Justamente fue el folk, a través del dúo Kings of Convenience, la senda que Oye eligió para revelarse como protagonista del indie nórdico que se estaba cocinando a finales de la pasada década. El binomio constituido además por Eirik Glambek Bøe, paisajistas de esa experiencia con aroma a madera noruega que bien describieron The Beatles en su transición hacia la lisergia, supo ofrecerle al pop un labrado especial en la construcción de la melodía. El artista escandinavo señala: “Nuestro principal anhelo era manifestarnos con guitarras acústicas y acercarnos de esta manera a la naturaleza melódica de exponentes tan influyentes para mí como Stereolab”.

Tras la edición de Riot on an Empty Street en 2004, Kings of Convenience, considerados herederos de Simon & Garfunkel, regresará en 2007 a las bateas con un nuevo disco. “Aunque tenemos proyectos paralelos y nos dedicamos a ellos en los últimos años, nunca dejamos de trabajar juntos. Esta banda es vital para nosotros.” Artista volátil e hiperproductivo, Oye, al mismo tiempo que establecía una conexión orgánica y analógica con la música, se vio magnetizado por el beat y sus herramientas.
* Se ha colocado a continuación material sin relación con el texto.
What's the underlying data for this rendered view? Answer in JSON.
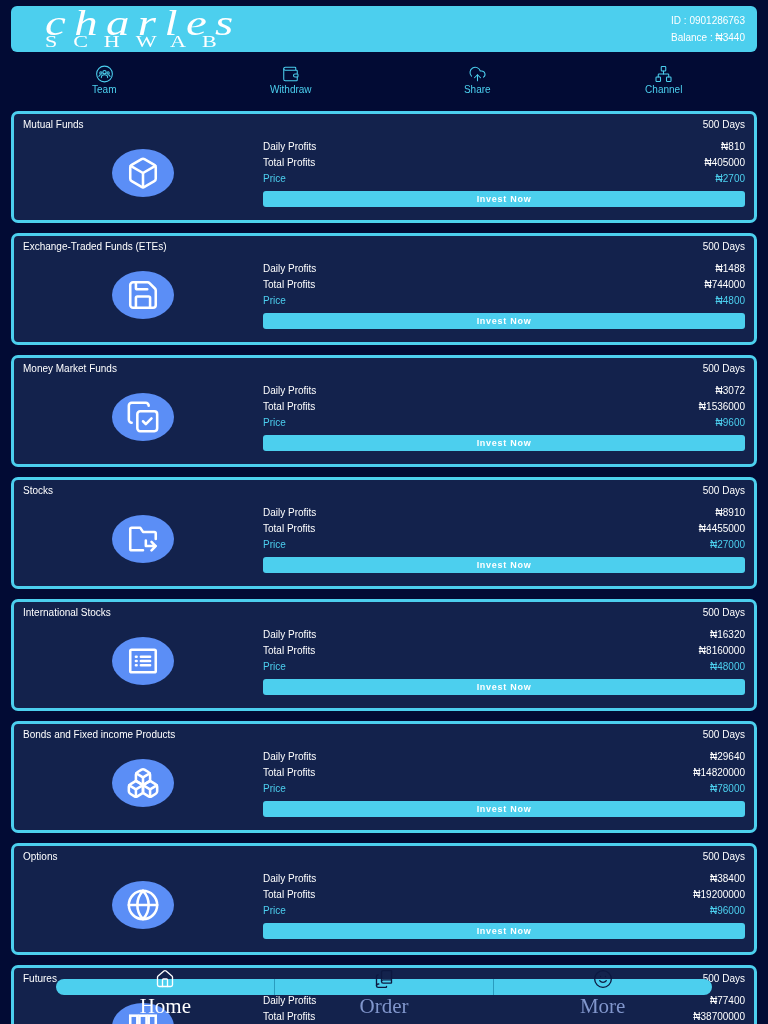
{
  "header": {
    "logo_top": "charles",
    "logo_bottom": "SCHWAB",
    "id": "ID : 0901286763",
    "balance": "Balance : ₦3440"
  },
  "nav": [
    "Team",
    "Withdraw",
    "Share",
    "Channel"
  ],
  "products": [
    {
      "title": "Mutual Funds",
      "duration": "500 Days",
      "rows": [
        {
          "kind": "profit",
          "label": "Daily Profits",
          "value": "₦810"
        },
        {
          "kind": "profit",
          "label": "Total Profits",
          "value": "₦405000"
        },
        {
          "kind": "price",
          "label": "Price",
          "value": "₦2700"
        }
      ],
      "button": "Invest Now"
    },
    {
      "title": "Exchange-Traded Funds (ETEs)",
      "duration": "500 Days",
      "rows": [
        {
          "kind": "profit",
          "label": "Daily Profits",
          "value": "₦1488"
        },
        {
          "kind": "profit",
          "label": "Total Profits",
          "value": "₦744000"
        },
        {
          "kind": "price",
          "label": "Price",
          "value": "₦4800"
        }
      ],
      "button": "Invest Now"
    },
    {
      "title": "Money Market Funds",
      "duration": "500 Days",
      "rows": [
        {
          "kind": "profit",
          "label": "Daily Profits",
          "value": "₦3072"
        },
        {
          "kind": "profit",
          "label": "Total Profits",
          "value": "₦1536000"
        },
        {
          "kind": "price",
          "label": "Price",
          "value": "₦9600"
        }
      ],
      "button": "Invest Now"
    },
    {
      "title": "Stocks",
      "duration": "500 Days",
      "rows": [
        {
          "kind": "profit",
          "label": "Daily Profits",
          "value": "₦8910"
        },
        {
          "kind": "profit",
          "label": "Total Profits",
          "value": "₦4455000"
        },
        {
          "kind": "price",
          "label": "Price",
          "value": "₦27000"
        }
      ],
      "button": "Invest Now"
    },
    {
      "title": "International Stocks",
      "duration": "500 Days",
      "rows": [
        {
          "kind": "profit",
          "label": "Daily Profits",
          "value": "₦16320"
        },
        {
          "kind": "profit",
          "label": "Total Profits",
          "value": "₦8160000"
        },
        {
          "kind": "price",
          "label": "Price",
          "value": "₦48000"
        }
      ],
      "button": "Invest Now"
    },
    {
      "title": "Bonds and Fixed income Products",
      "duration": "500 Days",
      "rows": [
        {
          "kind": "profit",
          "label": "Daily Profits",
          "value": "₦29640"
        },
        {
          "kind": "profit",
          "label": "Total Profits",
          "value": "₦14820000"
        },
        {
          "kind": "price",
          "label": "Price",
          "value": "₦78000"
        }
      ],
      "button": "Invest Now"
    },
    {
      "title": "Options",
      "duration": "500 Days",
      "rows": [
        {
          "kind": "profit",
          "label": "Daily Profits",
          "value": "₦38400"
        },
        {
          "kind": "profit",
          "label": "Total Profits",
          "value": "₦19200000"
        },
        {
          "kind": "price",
          "label": "Price",
          "value": "₦96000"
        }
      ],
      "button": "Invest Now"
    },
    {
      "title": "Futures",
      "duration": "500 Days",
      "rows": [
        {
          "kind": "profit",
          "label": "Daily Profits",
          "value": "₦77400"
        },
        {
          "kind": "profit",
          "label": "Total Profits",
          "value": "₦38700000"
        }
      ]
    }
  ],
  "bottom_nav": [
    {
      "label": "Home",
      "selected": true
    },
    {
      "label": "Order",
      "selected": false
    },
    {
      "label": "More",
      "selected": false
    }
  ]
}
Así pasó a convertirse, con la salida de su disco en solitario Unrest en 2003, en un mariscal de la indietrónica y con el crédito además de haber prestado su voz un par de años antes para los súper himnos Remind me y Poor Leno, incluidos en el álbum Melody A.M. de sus compatriotas Röyksopp.
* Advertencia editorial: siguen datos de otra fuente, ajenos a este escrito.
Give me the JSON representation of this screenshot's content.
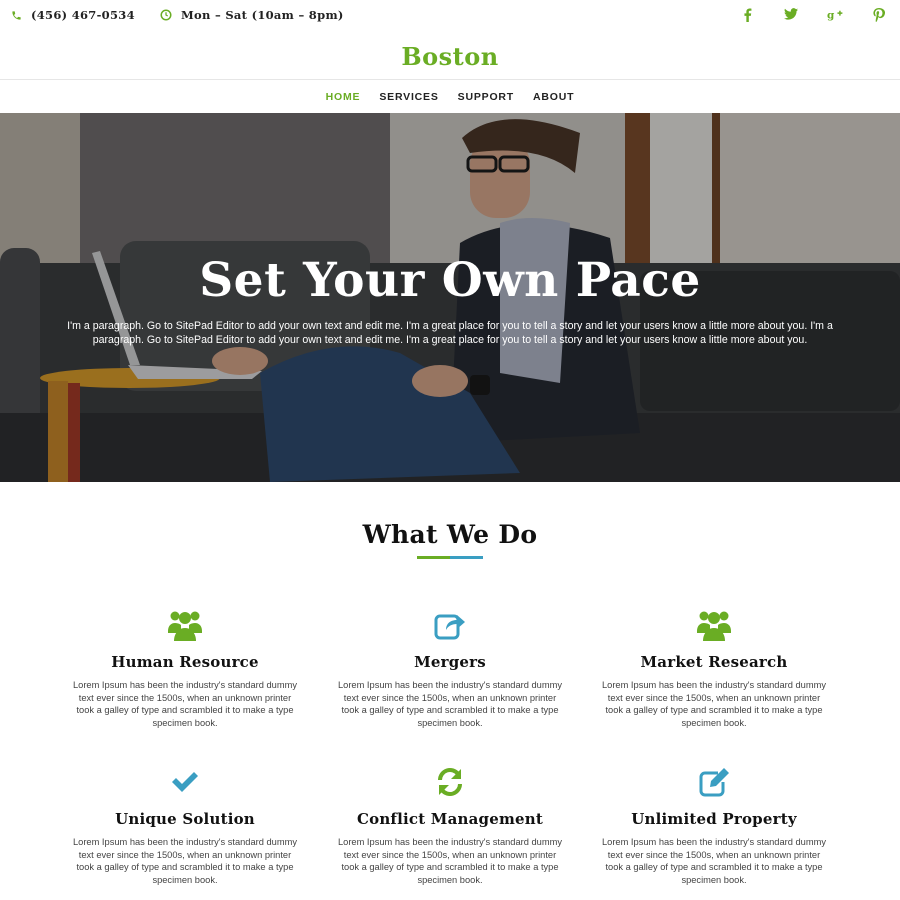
{
  "topbar": {
    "phone": "(456) 467-0534",
    "hours": "Mon – Sat (10am – 8pm)",
    "social": [
      "facebook-icon",
      "twitter-icon",
      "google-plus-icon",
      "pinterest-icon"
    ]
  },
  "brand": {
    "name": "Boston"
  },
  "nav": {
    "items": [
      {
        "label": "HOME",
        "active": true
      },
      {
        "label": "SERVICES"
      },
      {
        "label": "SUPPORT"
      },
      {
        "label": "ABOUT"
      }
    ]
  },
  "hero": {
    "title": "Set Your Own Pace",
    "text": "I'm a paragraph. Go to SitePad Editor to add your own text and edit me. I'm a great place for you to tell a story and let your users know a little more about you. I'm a paragraph. Go to SitePad Editor to add your own text and edit me. I'm a great place for you to tell a story and let your users know a little more about you."
  },
  "services": {
    "title": "What We Do",
    "items": [
      {
        "title": "Human Resource",
        "icon": "users-icon",
        "text": "Lorem Ipsum has been the industry's standard dummy text ever since the 1500s, when an unknown printer took a galley of type and scrambled it to make a type specimen book."
      },
      {
        "title": "Mergers",
        "icon": "share-icon",
        "text": "Lorem Ipsum has been the industry's standard dummy text ever since the 1500s, when an unknown printer took a galley of type and scrambled it to make a type specimen book."
      },
      {
        "title": "Market Research",
        "icon": "users-icon",
        "text": "Lorem Ipsum has been the industry's standard dummy text ever since the 1500s, when an unknown printer took a galley of type and scrambled it to make a type specimen book."
      },
      {
        "title": "Unique Solution",
        "icon": "checkmark-icon",
        "text": "Lorem Ipsum has been the industry's standard dummy text ever since the 1500s, when an unknown printer took a galley of type and scrambled it to make a type specimen book."
      },
      {
        "title": "Conflict Management",
        "icon": "refresh-icon",
        "text": "Lorem Ipsum has been the industry's standard dummy text ever since the 1500s, when an unknown printer took a galley of type and scrambled it to make a type specimen book."
      },
      {
        "title": "Unlimited Property",
        "icon": "edit-icon",
        "text": "Lorem Ipsum has been the industry's standard dummy text ever since the 1500s, when an unknown printer took a galley of type and scrambled it to make a type specimen book."
      }
    ]
  },
  "colors": {
    "accent_green": "#6aad24",
    "accent_blue": "#3a9ec2"
  }
}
Erlend recuerda: “Alrededor de 2000 desembarcó la oleada electrónica, especialmente el house, en Bergen y en el resto de Noruega. Me sentí tan deslumbrado que me dediqué a aprender de sus destrezas para participar. Algunos me llamaron oportunista, pero la verdad es que encontré en la tecnología un medio para hacer en ese momento un álbum en mi casa y poder salir de gira sin la necesidad de tener una banda. Unrest se transformó en un éxito y todo cambió”. Pero el cenit llegó en 2004 con DJ-Kicks, una producción que le dio una lectura diferente a la remezcla y que lo redimió en su rol de trovador electrónico. Asegura el noruego: “Honestamente, me dieron demasiado crédito por ese disco y, la verdad, no soy ningún genio”.
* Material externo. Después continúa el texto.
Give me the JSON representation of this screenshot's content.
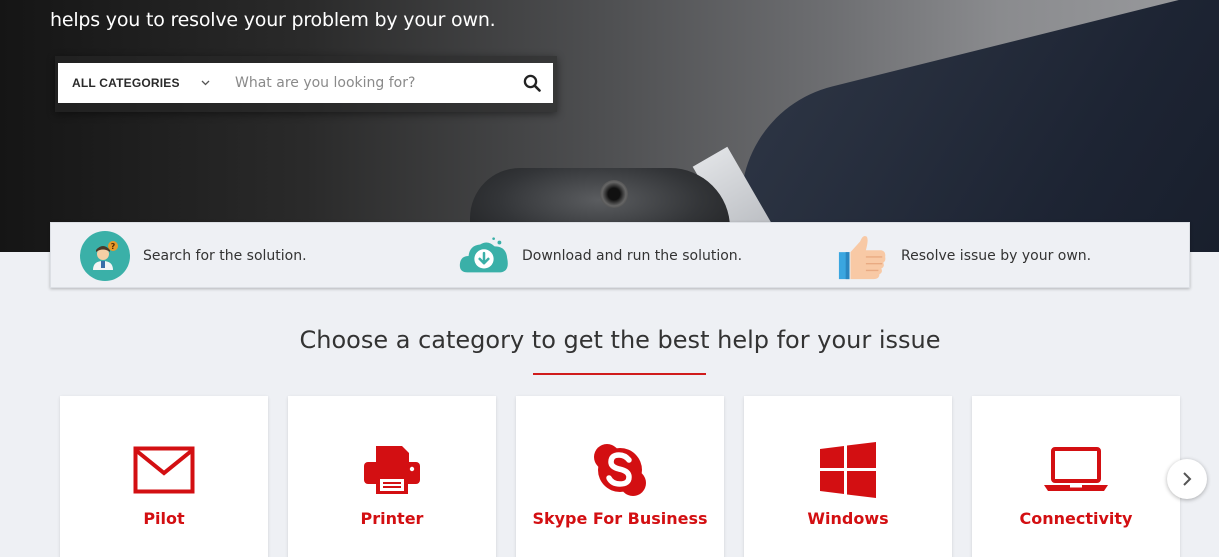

Será por esa tristeza optimista que frecuentan sus temas o por esa ambivalencia lírica y hasta estética que sugiere, que frecuentemente surgen las comparaciones de su cancionero con la obra de Morrissey. Pero Oye refuta: “Que yo sea noruego no tiene nada que ver con la nostalgia en mi música. Descubrí bastante tarde a Morrissey, y a decir verdad nunca me sentí influenciado por él sino por su sonido. Me parece que hace buenas canciones”. Referente de la nueva avanzada de exponentes del pop nórdico y fiel colaborador de artistas como Mr. Velcro Fastener, Prefuse 73 y Cornelius, este trotamundos viene por primera vez al país empapado de la realidad nacional: “Sé que la Argentina fue uno de los países más ricos del mundo, que la mayoría desciende de italianos, que la Patagonia es parecida a Cabo Norte, que el capitalismo los mató, que hubo dictadores, que hay mucha carne y que es barato”. No obstante, para quien asista al recital pide un favor especial: “Es muy importante que escribas que voy a tocar solo, con una guitarra acústica. El concierto se basará en temas de Kings of Convenience, temas propios y algunos covers. Sólo le pido a la gente que mantenga silencio durante el show. Si van a sentarse en la barra a hablar sobre cómo estuvo su día, no vengan”.

* Erlend Oye toca el viernes 19 de enero en Niceto Club. A las 0.